Un dvd sulla figura del mistico toscano, dal titolo La Bellezza nell’Amore di Dio, è stato realizzato da Carlo De Biase. Mentre l'ultimo volume arrivato sugli scaffali è l'epistolario tra Barsotti e Giuseppe Dossetti, La necessità urgente di parlare - Carteggio 1953-1995 (curato da Fabrizio Mandreoli ed Elisa Dondi per i tipi della Società editrice il Mulino), che, oltre ad arricchire le iniziative editoriali del centenario, rappresenta una delle testimonianze più significative di un intenso e complesso rapporto spirituale e culturale tra due grandi figure del Novecento, lasciando intravedere le vicende del Paese e della Chiesa. 
Sia pure incompleto, il carteggio si snoda in un arco temporale molto lungo e contiene sicuramente le lettere più importanti tra le quali quella (e non è la sola) in cui Dossetti, ex deputato alla Costituente, riconosce a don Divo il merito di averlo guidato al sacerdozio. Siamo nel 1958, la lettera porta la data del 21 gennaio, Sant'Agnese, Dossetti (che è nato a Genova nel 1913) si è ritirato ormai da sette anni dalla politica e ha già fondato a Monteveglio, in provincia e diocesi di Bologna, la comunità monastica della Piccola famiglia dell'Annunziata. Collabora con l'arcivescovo Giacomo Lercaro, ma non è ancora sacerdote.
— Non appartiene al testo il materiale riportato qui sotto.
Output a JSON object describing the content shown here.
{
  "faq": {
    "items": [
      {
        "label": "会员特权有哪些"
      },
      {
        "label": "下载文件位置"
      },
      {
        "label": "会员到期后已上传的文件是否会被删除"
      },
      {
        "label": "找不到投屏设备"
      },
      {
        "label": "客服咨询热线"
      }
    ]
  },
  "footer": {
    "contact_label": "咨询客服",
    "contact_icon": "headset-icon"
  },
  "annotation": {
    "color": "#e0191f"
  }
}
Lo diventerà l'anno successivo, il 6 gennaio 1959.
Il rapporto, dopo qualche pausa e anche qualche incomprensione, si protrarrà fino a quell'ultima commossa visita di Dossetti a Settignano (a Casa San Sergio dove Barsotti vive con la Comunità dei Figli di Dio da lui fondata) prima del suo ricovero urgente in ospedale nel luglio del '95. Da allora le condizioni di don Giuseppe si aggraveranno e don Divo, nel novembre del '96, si recherà all'ospedale vicino a Monteveglio per un ultimo incontro, che avviene in silenzio, perché Dossetti non parla più. «Stamani alle sei e mezzo è morto Dossetti – annota Barsotti il 15 dicembre 1996 –. Quanta della mia vita si è conclusa alla sua morte!». Barsotti, però, morirà dieci anni dopo.